In my last post, I covered a brief history of Scotland and how they circumvented vitamin D deficiencies. The intent of providing a brief history of the Scots and vitamin D intake was to show the complex interplay of environment, physiology, cultural proclivities, and economics on the effects of health. It was also my intent to contextualize the deficiency in the hopes of showing that it was possible to achieve vitamin D intake, even in the presence of apparent obstacles (i.e., poor sunlight). In this post, I would like to look more deeply into vitamin D, review a phenomenon known as Hidden Hunger, and re-evaluate the value of supplementation.


Vitamin D is comprised of a group of molecules called calciferols. The dominant forms found in the human diet are cholecalciferol (vitamin D3), ergocalciferol (vitamin D2) and 25-hydroxyvitamin D (vitamin D3, found naturally in foods) (Bendik, Friedel, Roos, Weber, & Eggersdorfer, 2014). Another unique characteristic of vitamin D3 is its ability to be synthesized through the skin by sunlight, as well as through food intake; such a characteristic helps maximize the opportunities of vitamin D absorption.

Vitamin D status is evaluated through a blood profile analyzing circulating levels of 25-hydroxyvitamin D, the summary of dietary vitamin D and vitamin D from sun exposure (Bendik et al., 2014). Once metabolized in the liver, 25-hydroxyvitamin D is converted to 1,25-dihydroxyvitamin D3, which is the active endogenous hormone responsible for many physiological actions when binding to the vitamin D receptor (VDR) (Bendik et al., 2014). If there is a redundancy mechanism (i.e., vitamin D production from sunlight and food), why do northern populations still receive inadequate levels of vitamin D (Chaplin & Jablonski, 2013)?

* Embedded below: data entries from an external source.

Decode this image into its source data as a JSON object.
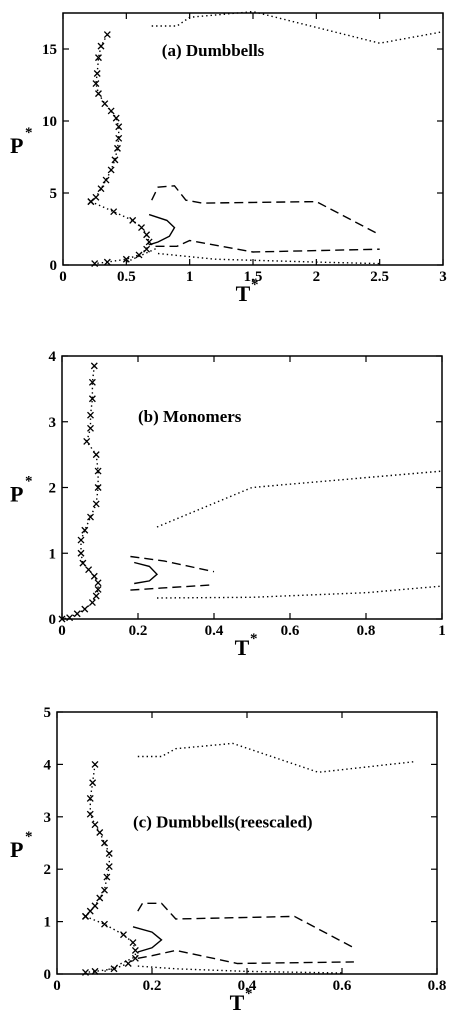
{
  "chart_data": [
    {
      "type": "line",
      "title": "(a) Dumbbells",
      "xlabel": "T",
      "ylabel": "P",
      "axis_superscript": "*",
      "xlim": [
        0,
        3
      ],
      "ylim": [
        0,
        17.5
      ],
      "xticks": [
        0,
        0.5,
        1,
        1.5,
        2,
        2.5,
        3
      ],
      "xtick_labels": [
        "0",
        "0.5",
        "1",
        "1.5",
        "2",
        "2.5",
        "3"
      ],
      "yticks": [
        0,
        5,
        10,
        15
      ],
      "ytick_labels": [
        "0",
        "5",
        "10",
        "15"
      ],
      "grid": false,
      "series": [
        {
          "style": "dotted-x",
          "points": [
            [
              0.35,
              16.0
            ],
            [
              0.3,
              15.2
            ],
            [
              0.28,
              14.4
            ],
            [
              0.27,
              13.3
            ],
            [
              0.26,
              12.6
            ],
            [
              0.28,
              11.9
            ],
            [
              0.33,
              11.2
            ],
            [
              0.38,
              10.7
            ],
            [
              0.42,
              10.2
            ],
            [
              0.44,
              9.6
            ],
            [
              0.44,
              8.8
            ],
            [
              0.43,
              8.1
            ],
            [
              0.41,
              7.3
            ],
            [
              0.38,
              6.6
            ],
            [
              0.34,
              5.9
            ],
            [
              0.3,
              5.3
            ],
            [
              0.26,
              4.7
            ],
            [
              0.22,
              4.4
            ]
          ]
        },
        {
          "style": "dotted-x",
          "points": [
            [
              0.22,
              4.4
            ],
            [
              0.4,
              3.7
            ],
            [
              0.55,
              3.1
            ],
            [
              0.62,
              2.6
            ],
            [
              0.66,
              2.1
            ],
            [
              0.68,
              1.6
            ],
            [
              0.66,
              1.1
            ],
            [
              0.6,
              0.7
            ],
            [
              0.5,
              0.4
            ],
            [
              0.35,
              0.2
            ],
            [
              0.25,
              0.1
            ]
          ]
        },
        {
          "style": "solid",
          "points": [
            [
              0.68,
              3.5
            ],
            [
              0.82,
              3.1
            ],
            [
              0.88,
              2.6
            ],
            [
              0.84,
              2.0
            ],
            [
              0.75,
              1.6
            ],
            [
              0.68,
              1.4
            ]
          ]
        },
        {
          "style": "dashed",
          "points": [
            [
              0.7,
              4.5
            ],
            [
              0.75,
              5.4
            ],
            [
              0.88,
              5.5
            ],
            [
              0.97,
              4.5
            ],
            [
              1.1,
              4.3
            ],
            [
              2.0,
              4.4
            ],
            [
              2.5,
              2.1
            ]
          ]
        },
        {
          "style": "dashed",
          "points": [
            [
              0.73,
              1.3
            ],
            [
              0.9,
              1.3
            ],
            [
              1.0,
              1.7
            ],
            [
              1.5,
              0.9
            ],
            [
              2.5,
              1.1
            ]
          ]
        },
        {
          "style": "dotted",
          "points": [
            [
              0.75,
              0.8
            ],
            [
              1.2,
              0.4
            ],
            [
              2.0,
              0.2
            ],
            [
              2.5,
              0.1
            ]
          ]
        },
        {
          "style": "dotted",
          "points": [
            [
              0.5,
              0.2
            ],
            [
              0.75,
              1.2
            ]
          ]
        },
        {
          "style": "dotted",
          "points": [
            [
              0.7,
              16.6
            ],
            [
              0.9,
              16.6
            ],
            [
              1.0,
              17.2
            ],
            [
              1.5,
              17.6
            ],
            [
              2.5,
              15.4
            ],
            [
              3.0,
              16.2
            ]
          ]
        }
      ]
    },
    {
      "type": "line",
      "title": "(b) Monomers",
      "xlabel": "T",
      "ylabel": "P",
      "axis_superscript": "*",
      "xlim": [
        0,
        1
      ],
      "ylim": [
        0,
        4
      ],
      "xticks": [
        0,
        0.2,
        0.4,
        0.6,
        0.8,
        1
      ],
      "xtick_labels": [
        "0",
        "0.2",
        "0.4",
        "0.6",
        "0.8",
        "1"
      ],
      "yticks": [
        0,
        1,
        2,
        3,
        4
      ],
      "ytick_labels": [
        "0",
        "1",
        "2",
        "3",
        "4"
      ],
      "grid": false,
      "series": [
        {
          "style": "dotted-x",
          "points": [
            [
              0.085,
              3.85
            ],
            [
              0.08,
              3.6
            ],
            [
              0.08,
              3.35
            ],
            [
              0.075,
              3.1
            ],
            [
              0.075,
              2.9
            ],
            [
              0.065,
              2.7
            ],
            [
              0.09,
              2.5
            ],
            [
              0.095,
              2.25
            ],
            [
              0.095,
              2.0
            ],
            [
              0.09,
              1.75
            ],
            [
              0.075,
              1.55
            ],
            [
              0.06,
              1.35
            ],
            [
              0.05,
              1.2
            ],
            [
              0.05,
              1.0
            ],
            [
              0.055,
              0.85
            ],
            [
              0.07,
              0.75
            ],
            [
              0.085,
              0.65
            ],
            [
              0.095,
              0.55
            ],
            [
              0.095,
              0.45
            ],
            [
              0.09,
              0.35
            ],
            [
              0.08,
              0.25
            ],
            [
              0.06,
              0.15
            ],
            [
              0.04,
              0.08
            ],
            [
              0.02,
              0.02
            ],
            [
              0.0,
              0.0
            ]
          ]
        },
        {
          "style": "solid",
          "points": [
            [
              0.19,
              0.86
            ],
            [
              0.23,
              0.8
            ],
            [
              0.25,
              0.68
            ],
            [
              0.23,
              0.58
            ],
            [
              0.19,
              0.54
            ]
          ]
        },
        {
          "style": "dashed",
          "points": [
            [
              0.18,
              0.95
            ],
            [
              0.27,
              0.88
            ],
            [
              0.4,
              0.72
            ]
          ]
        },
        {
          "style": "dashed",
          "points": [
            [
              0.18,
              0.44
            ],
            [
              0.26,
              0.47
            ],
            [
              0.4,
              0.52
            ]
          ]
        },
        {
          "style": "dotted",
          "points": [
            [
              0.25,
              1.4
            ],
            [
              0.5,
              2.0
            ],
            [
              0.8,
              2.15
            ],
            [
              1.0,
              2.25
            ]
          ]
        },
        {
          "style": "dotted",
          "points": [
            [
              0.25,
              0.32
            ],
            [
              0.5,
              0.33
            ],
            [
              0.8,
              0.4
            ],
            [
              1.0,
              0.5
            ]
          ]
        }
      ]
    },
    {
      "type": "line",
      "title": "(c)  Dumbbells(reescaled)",
      "xlabel": "T",
      "ylabel": "P",
      "axis_superscript": "*",
      "xlim": [
        0,
        0.8
      ],
      "ylim": [
        0,
        5
      ],
      "xticks": [
        0,
        0.2,
        0.4,
        0.6,
        0.8
      ],
      "xtick_labels": [
        "0",
        "0.2",
        "0.4",
        "0.6",
        "0.8"
      ],
      "yticks": [
        0,
        1,
        2,
        3,
        4,
        5
      ],
      "ytick_labels": [
        "0",
        "1",
        "2",
        "3",
        "4",
        "5"
      ],
      "grid": false,
      "series": [
        {
          "style": "dotted-x",
          "points": [
            [
              0.08,
              4.0
            ],
            [
              0.075,
              3.65
            ],
            [
              0.07,
              3.35
            ],
            [
              0.07,
              3.05
            ],
            [
              0.08,
              2.85
            ],
            [
              0.09,
              2.7
            ],
            [
              0.1,
              2.5
            ],
            [
              0.11,
              2.3
            ],
            [
              0.11,
              2.05
            ],
            [
              0.105,
              1.85
            ],
            [
              0.1,
              1.6
            ],
            [
              0.09,
              1.45
            ],
            [
              0.08,
              1.3
            ],
            [
              0.07,
              1.2
            ],
            [
              0.06,
              1.1
            ]
          ]
        },
        {
          "style": "dotted-x",
          "points": [
            [
              0.06,
              1.1
            ],
            [
              0.1,
              0.95
            ],
            [
              0.14,
              0.75
            ],
            [
              0.16,
              0.6
            ],
            [
              0.165,
              0.45
            ],
            [
              0.165,
              0.3
            ],
            [
              0.15,
              0.2
            ],
            [
              0.12,
              0.1
            ],
            [
              0.08,
              0.05
            ],
            [
              0.06,
              0.03
            ]
          ]
        },
        {
          "style": "solid",
          "points": [
            [
              0.16,
              0.9
            ],
            [
              0.2,
              0.8
            ],
            [
              0.22,
              0.65
            ],
            [
              0.2,
              0.5
            ],
            [
              0.17,
              0.42
            ]
          ]
        },
        {
          "style": "dashed",
          "points": [
            [
              0.17,
              1.2
            ],
            [
              0.18,
              1.35
            ],
            [
              0.22,
              1.35
            ],
            [
              0.25,
              1.05
            ],
            [
              0.5,
              1.1
            ],
            [
              0.625,
              0.5
            ]
          ]
        },
        {
          "style": "dashed",
          "points": [
            [
              0.17,
              0.3
            ],
            [
              0.2,
              0.35
            ],
            [
              0.25,
              0.45
            ],
            [
              0.38,
              0.2
            ],
            [
              0.625,
              0.23
            ]
          ]
        },
        {
          "style": "dotted",
          "points": [
            [
              0.17,
              0.15
            ],
            [
              0.25,
              0.1
            ],
            [
              0.4,
              0.05
            ],
            [
              0.6,
              0.02
            ]
          ]
        },
        {
          "style": "dotted",
          "points": [
            [
              0.1,
              0.05
            ],
            [
              0.17,
              0.35
            ]
          ]
        },
        {
          "style": "dotted",
          "points": [
            [
              0.17,
              4.15
            ],
            [
              0.22,
              4.15
            ],
            [
              0.25,
              4.3
            ],
            [
              0.37,
              4.4
            ],
            [
              0.55,
              3.85
            ],
            [
              0.75,
              4.05
            ]
          ]
        }
      ]
    }
  ]
}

Sunlight exposure in the northern hemisphere comes from a delicate interaction of ultraviolet radiation wavelength, ozone layer thickness, solar zenith angle, geographic latitude, season of the year, and time of day (Bendik et al., 2014). Generally, the aforementioned factors limit both the quality and duration of meaningful sunlight exposure, forcing northern populations to derive most of their vitamin D through dietary means. However, due to economic and geographical limitations, many people eat adequate amounts of food, yet are still not exposed to nutrient-rich vitamin D sources (Chaplin & Jablonski, 2013). Additionally, there are no immediate signs of inadequacy, leading to the slow development of vitamin D insufficiency (Bendik et al., 2014).

The incongruent relationship between adequate ingestion of foods, and the presence of nutrient deficiencies, is known as Hidden Hunger (Bendik et al., 2014). Interestingly, Hidden Hunger occurs in developed countries more than anticipated, and is difficult to test for initially, making the condition insidious in nature (Bendik et al., 2014). Eventually, the unfavourable amalgamation of conditions creates a potential threat to the health of a given population (Bendik et al., 2014). If Hidden Hunger exists, who are being affected?

Bendik et al., (2014) referenced a systematic review, which included 168, 389 participants worldwide spread over 200 studies, whereby serum 25-hydroxyvitamin D levels were measured. Major countries included were Europe, North America, and Asia Pacific. Other countries included the Middle East, Africa, and South America (Bendik et al., 2014). Results indicated that 6.7% of the sample was vitamin D deficient, which is also an undisputed threshold (<25nmol/L), 37.3% were vitamin D insufficient according to the International Osteoporosis Foundation (<50 nmol/L = <50 ng/mL) and 88.1% were vitamin D insufficient according to the Endocrine Society (<75 nmol/L = <30 ng/mL) (Bendik et al., 2014). If there are such widespread deficiencies and insufficiencies, is it practical to make the population eat more foods dense in vitamin D (i.e., fatty fish)?

It would seem that, although food would be an ideal method of ascertaining vitamin D, it might not be an easy protocol to implement from a public health perspective. Supplementation, however, is cheaper and although not as nutrient dense as whole foods, it does help mitigate vitamin D deficiency/insufficiency and debilitating disease (i.e. rickets) (Bendik et al., 2014). In conclusion, it is imperative to reconcile the balance between that which is ideal (i.e., natural foods dense in vitamin D) and that which is practical (i.e., supplementation), as a means of avoiding an overly pedantic approach to disease management, and embracing a method that places value on solving immediate and critical health problems.

References

Bendik, I., Friedel, A., Roos, F., F., Weber, P., & Eggersdorfer, M. (2014). Vitamin D: A critical nutrient and essential micronutrient for human health. Frontiers in Physiology, 5, 1-14.

Chaplin, G., & Jablonski, N. G. (2013). The human environment and the vitamin D compromise; Scotland as a case study in human biocultural adaptation and disease in susceptibility. Human Biology, 85(4), 529-552.